Opinion
By JEREMY NOWAK
Courier-Post, November 13, 2005
Camden is a post-industrial city that never recovered from the loss of plentiful manufacturing jobs. It is a case study in racial and income segregation. It is a place where half of the adults do not have a high school degree. It has an abundance of developable land that is often too costly to recover as it requires environmental remediation, demolition and sometimes politically charged relocation.
The public goods of economic growth -- safety, transparent services, work force quality, functioning schools, rational tax structure -- have been largely absent for decades. In the best of near-term scenarios, the city cannot pay its own way, let alone invest in long-term capital expenditures.
Camden's decline is all the more striking when its economic geography is considered. It has access to high quality transportation linkages. Its waterfront is proximate to a strong downtown Philadelphia real estate market.

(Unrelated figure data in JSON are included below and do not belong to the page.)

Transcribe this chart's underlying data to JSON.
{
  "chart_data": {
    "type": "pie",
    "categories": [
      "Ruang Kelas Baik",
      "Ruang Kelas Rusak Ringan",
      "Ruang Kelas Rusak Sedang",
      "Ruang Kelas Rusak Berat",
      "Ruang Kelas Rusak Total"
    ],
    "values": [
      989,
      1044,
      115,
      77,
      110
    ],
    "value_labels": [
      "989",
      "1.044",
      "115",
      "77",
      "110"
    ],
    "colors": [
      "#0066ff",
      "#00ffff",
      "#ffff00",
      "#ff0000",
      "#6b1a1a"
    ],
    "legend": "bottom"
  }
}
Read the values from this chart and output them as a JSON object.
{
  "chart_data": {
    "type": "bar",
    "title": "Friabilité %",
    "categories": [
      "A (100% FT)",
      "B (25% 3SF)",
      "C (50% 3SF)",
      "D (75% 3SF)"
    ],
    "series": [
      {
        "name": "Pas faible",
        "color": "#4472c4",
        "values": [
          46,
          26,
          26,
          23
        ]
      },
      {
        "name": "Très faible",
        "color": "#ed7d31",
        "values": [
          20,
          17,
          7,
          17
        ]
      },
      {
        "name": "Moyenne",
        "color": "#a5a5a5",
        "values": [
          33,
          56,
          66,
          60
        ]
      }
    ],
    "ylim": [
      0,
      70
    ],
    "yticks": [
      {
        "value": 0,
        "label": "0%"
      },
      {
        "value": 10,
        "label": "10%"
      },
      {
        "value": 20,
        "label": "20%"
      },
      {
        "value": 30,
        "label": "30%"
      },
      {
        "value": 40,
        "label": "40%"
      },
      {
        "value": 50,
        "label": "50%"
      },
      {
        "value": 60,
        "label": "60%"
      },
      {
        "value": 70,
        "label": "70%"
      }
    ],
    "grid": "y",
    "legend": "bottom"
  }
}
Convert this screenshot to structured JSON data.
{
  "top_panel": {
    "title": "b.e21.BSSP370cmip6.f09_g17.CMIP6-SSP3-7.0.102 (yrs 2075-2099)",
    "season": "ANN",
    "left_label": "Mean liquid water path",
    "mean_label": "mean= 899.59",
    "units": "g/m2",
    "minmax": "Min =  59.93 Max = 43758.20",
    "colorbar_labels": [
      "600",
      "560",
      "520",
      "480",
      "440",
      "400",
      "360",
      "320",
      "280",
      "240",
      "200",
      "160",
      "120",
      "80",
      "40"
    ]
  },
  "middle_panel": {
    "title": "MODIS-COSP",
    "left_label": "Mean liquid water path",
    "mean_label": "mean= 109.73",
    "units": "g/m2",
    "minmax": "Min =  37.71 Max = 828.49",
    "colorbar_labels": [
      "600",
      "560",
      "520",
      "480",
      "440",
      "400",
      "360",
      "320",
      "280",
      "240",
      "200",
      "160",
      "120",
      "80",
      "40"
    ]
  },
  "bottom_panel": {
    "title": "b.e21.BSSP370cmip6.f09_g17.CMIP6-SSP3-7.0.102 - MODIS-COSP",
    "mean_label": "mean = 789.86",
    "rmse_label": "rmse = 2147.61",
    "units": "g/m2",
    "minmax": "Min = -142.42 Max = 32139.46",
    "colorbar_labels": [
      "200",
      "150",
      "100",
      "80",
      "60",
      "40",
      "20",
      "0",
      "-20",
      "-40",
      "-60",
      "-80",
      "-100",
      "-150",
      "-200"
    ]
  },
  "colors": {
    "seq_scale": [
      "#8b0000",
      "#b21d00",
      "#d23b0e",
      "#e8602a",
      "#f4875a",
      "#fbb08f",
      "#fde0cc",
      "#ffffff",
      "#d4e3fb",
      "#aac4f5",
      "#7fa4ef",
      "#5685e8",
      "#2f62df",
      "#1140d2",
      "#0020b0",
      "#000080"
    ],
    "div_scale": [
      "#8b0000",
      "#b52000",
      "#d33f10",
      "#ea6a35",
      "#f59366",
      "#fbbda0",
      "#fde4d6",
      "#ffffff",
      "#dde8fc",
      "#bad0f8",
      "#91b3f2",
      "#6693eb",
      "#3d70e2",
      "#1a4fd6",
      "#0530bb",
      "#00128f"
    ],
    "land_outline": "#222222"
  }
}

It is in the center of a region with competitive advantage in industries such as health care, financial services and pharmaceuticals. There are hospitals and universities in its center that are poised for expansion. It receives public education resources that most cities envy.
Special case
Placing the city into receivership and providing a special subsidy toward a recovery strategy was a bold gamble. In the past, distressed cities such as Camden have had particular departments sent into federal or state receivership; a housing authority, a school district and so on. But this takeover was more dramatic. It placed a new policy stake in the ground and, therefore, its strategy and outcomes must be taken far more seriously.
Was the structure of the receivership the right one? Was the timeframe too short? Were the regulatory and financial incentives too thin? Did the powers and resources fit the revitalization agenda? Were the state policies that accompanied it the best ones? The answer to these questions effect more than Camden; they are applicable to dozens of small, distressed cities in the industrial corridors of the Northeast and Midwest.
I suggest that receivership strategies must follow three development objectives: building from strength; connecting to the region; and restoring governance capacity.
Building from strength. New investments must extend historical market and civic success into nearby areas. This means building from the assets of major institutions that want to grow, reinforcing successful waterfront investments including new market rate housing and facilitating neighborhood development efforts that have preserved and revitalized housing and retail development.
Connecting to the region. Camden residents need choices. They need links to regional work opportunities and affordable housing in job rich communities with better schools. This requires policy that reconceptualizes the problems of cities through a regional lens. It means support for workforce strategies that connect the supply of labor to the demand for labor.
Restoring governance capacity. The period of receivership has to be viewed as an opportunity to restore service quality to Camden citizens and rethink what levels of government -- local, county and state -- are equipped to carry out what functions. At the end of the day, receivership has to leave behind high quality public amenities.
Worthy experiment?
Whatever we think of the past few years, we can agree that there is too much to be done with too limited of a resource and policy mantle to accomplish it.
We will not repair Camden in a few years.
But we can craft a development legacy that strengthens the incremental value achieved over the previous decades; constructs more vibrant connections to the regional economy, and restores public confidence. Then the experiment will have been worth it.
Jeremy Nowak is the chief executive officer of The Reinvestment Fund, a nationally recognized innovator in urban economic and neighborhood development.